Mon mandat est placé sous le signe d’une formule : « Créateurs d’oxygène ». Oxygène, parce que de nombreuses entreprises sont aujourd’hui asphyxiées financièrement, victimes
de l’instabilité fiscale et de la complexification croissante du Code du travail. Nous allons donc formuler des propositions pour leur permettre de respirer et de se développer.
Oxygène également, parce que l’organisation de nos entreprises étouffe l’innovation, la créativité, le bien-être des collaborateurs et, en bout de course, la performance.
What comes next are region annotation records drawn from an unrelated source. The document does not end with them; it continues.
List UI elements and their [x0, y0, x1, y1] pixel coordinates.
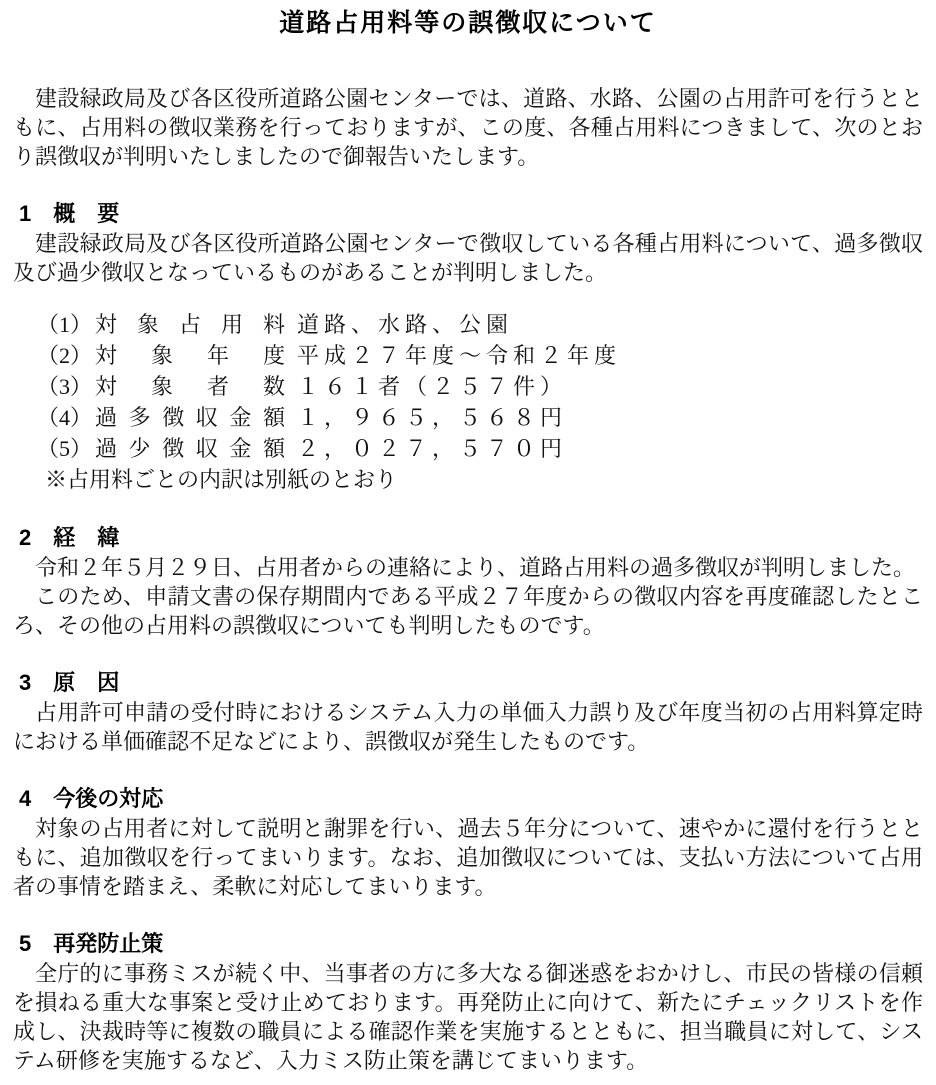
section-heading-background: 2経 緯: [13, 523, 923, 553]
section-number: 4: [19, 784, 31, 814]
item-label: 対象年度: [95, 340, 285, 371]
item-number: （1）: [37, 309, 95, 340]
section-number: 2: [19, 523, 31, 553]
document-page: 道路占用料等の誤徴収について 建設緑政局及び各区役所道路公園センターでは、道路、…: [0, 0, 936, 1085]
section-paragraph: 全庁的に事務ミスが続く中、当事者の方に多大なる御迷惑をおかけし、市民の皆様の信頼…: [13, 959, 923, 1075]
section-paragraph: 令和２年５月２９日、占用者からの連絡により、道路占用料の過多徴収が判明しました。: [13, 553, 923, 582]
list-item: （5） 過少徴収金額 ２，０２７，５７０円: [13, 433, 923, 464]
section-prevention: 5再発防止策 全庁的に事務ミスが続く中、当事者の方に多大なる御迷惑をおかけし、市…: [13, 929, 923, 1075]
section-background: 2経 緯 令和２年５月２９日、占用者からの連絡により、道路占用料の過多徴収が判明…: [13, 523, 923, 640]
section-title: 再発防止策: [53, 931, 163, 956]
section-paragraph: 占用許可申請の受付時におけるシステム入力の単価入力誤り及び年度当初の占用料算定時…: [13, 698, 923, 756]
item-value: 平成２７年度～令和２年度: [297, 340, 621, 371]
section-number: 3: [19, 668, 31, 698]
section-heading-future-response: 4今後の対応: [13, 784, 923, 814]
section-heading-cause: 3原 因: [13, 668, 923, 698]
section-title: 概 要: [53, 201, 119, 226]
section-paragraph: 建設緑政局及び各区役所道路公園センターで徴収している各種占用料について、過多徴収…: [13, 229, 923, 287]
section-heading-overview: 1概 要: [13, 199, 923, 229]
item-value: 道路、水路、公園: [297, 309, 513, 340]
section-title: 今後の対応: [53, 786, 163, 811]
list-item: （3） 対象者数 １６１者（２５７件）: [13, 371, 923, 402]
summary-list: （1） 対象占用料 道路、水路、公園 （2） 対象年度 平成２７年度～令和２年度…: [13, 309, 923, 495]
section-overview: 1概 要 建設緑政局及び各区役所道路公園センターで徴収している各種占用料について…: [13, 199, 923, 495]
item-number: （2）: [37, 340, 95, 371]
section-future-response: 4今後の対応 対象の占用者に対して説明と謝罪を行い、過去５年分について、速やかに…: [13, 784, 923, 901]
item-label: 過少徴収金額: [95, 433, 285, 464]
section-paragraph: 対象の占用者に対して説明と謝罪を行い、過去５年分について、速やかに還付を行うとと…: [13, 814, 923, 901]
item-value: １，９６５，５６８円: [297, 402, 567, 433]
item-value: １６１者（２５７件）: [297, 371, 567, 402]
item-number: （3）: [37, 371, 95, 402]
section-title: 原 因: [53, 670, 119, 695]
item-label: 対象者数: [95, 371, 285, 402]
item-value: ２，０２７，５７０円: [297, 433, 567, 464]
intro-paragraph: 建設緑政局及び各区役所道路公園センターでは、道路、水路、公園の占用許可を行うとと…: [13, 84, 923, 171]
item-number: （5）: [37, 433, 95, 464]
list-item: （2） 対象年度 平成２７年度～令和２年度: [13, 340, 923, 371]
list-item: （4） 過多徴収金額 １，９６５，５６８円: [13, 402, 923, 433]
section-paragraph: このため、申請文書の保存期間内である平成２７年度からの徴収内容を再度確認したとこ…: [13, 582, 923, 640]
section-number: 5: [19, 929, 31, 959]
section-cause: 3原 因 占用許可申請の受付時におけるシステム入力の単価入力誤り及び年度当初の占…: [13, 668, 923, 756]
item-number: （4）: [37, 402, 95, 433]
list-note: ※占用料ごとの内訳は別紙のとおり: [13, 464, 923, 495]
section-title: 経 緯: [53, 525, 119, 550]
section-heading-prevention: 5再発防止策: [13, 929, 923, 959]
page-title: 道路占用料等の誤徴収について: [13, 6, 923, 40]
item-label: 対象占用料: [95, 309, 285, 340]
item-label: 過多徴収金額: [95, 402, 285, 433]
section-number: 1: [19, 199, 31, 229]
list-item: （1） 対象占用料 道路、水路、公園: [13, 309, 923, 340]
Nous vivons au sein de structures régies par les principes anciens de hiérarchie, de centralisme, de contrôle quand il faut au contraire privilégier l’autonomie des
collaborateurs et l’agilité dans la conduite des projets. Le CJD œuvre depuis longtemps dans ce sens par un travail de sensibilisation et d’expérimentation. Il s’agit désormais
d’oser diriger nos entreprises autrement, conformément au titre du manifeste que nous avons publié l’été dernier. Oxygène enfin, car nous nous essoufflons dans un monde où
tout va de plus en plus vite et où les technologies nous permettent de rester connectés en permanence. Mais c’est souvent au prix d’un dangereux empiétement sur la vie personnelle. Il s’agit donc de trouver la juste mesure pour garder la maîtrise de nos vies, la juste connexion.
 
 
Vous dites également vouloir « conjurer la fatalité du chômage » ?
 
Je veux que nos adhérents deviennent des « créateurs d’oxygène » pour développer une économie au service de l’Homme. Il s’agit de prendre du recul pour savoir quel profil
d’entreprise nous voulons pour demain. Leur réussite ne doit pas oblitérer notre priorité,
le combat pour l’emploi. Ce combat se gagnera dans les territoires en remettant l’entreprise au cœur de la cité. C’est là ma conviction. Pour cela, nous devons actionner plusieurs leviers : repenser la gouvernance de nos entreprises ; encourager leur fonctionnement en
réseau car l’heure est aux alliances et à la coopération pour conquérir de nouveaux marchés ; accélérer la simplification réglementaire pour fluidifier le marché du travail ;
enfin, prendre la mesure de la révolution numérique.
 
 
La révolution numérique peut-elle réellement être source de création d’emplois ?
 
Depuis 20 ans, les technologies de l’information et de la communication bouleversent notre économie et ce n’est qu’un début. C’est cette révolution qui générera les emplois de demain. Les connaissances et les compétences, les produits et les services doivent évoluer pour permettre aux entreprises d’être les acteurs et non les spectateurs de ce monde en devenir. Le digital introduit une économie de l’immatériel où l’achat d’un service prend le pas sur la propriété d’un bien : par exemple, conduire une voiture adaptée à un besoin momentané plutôt qu’acheter un véhicule. Pour répondre à ces nouvelles habitudes de consommation, nos entreprises doivent cibler aujourd’hui les compétences dont elles auront besoin demain.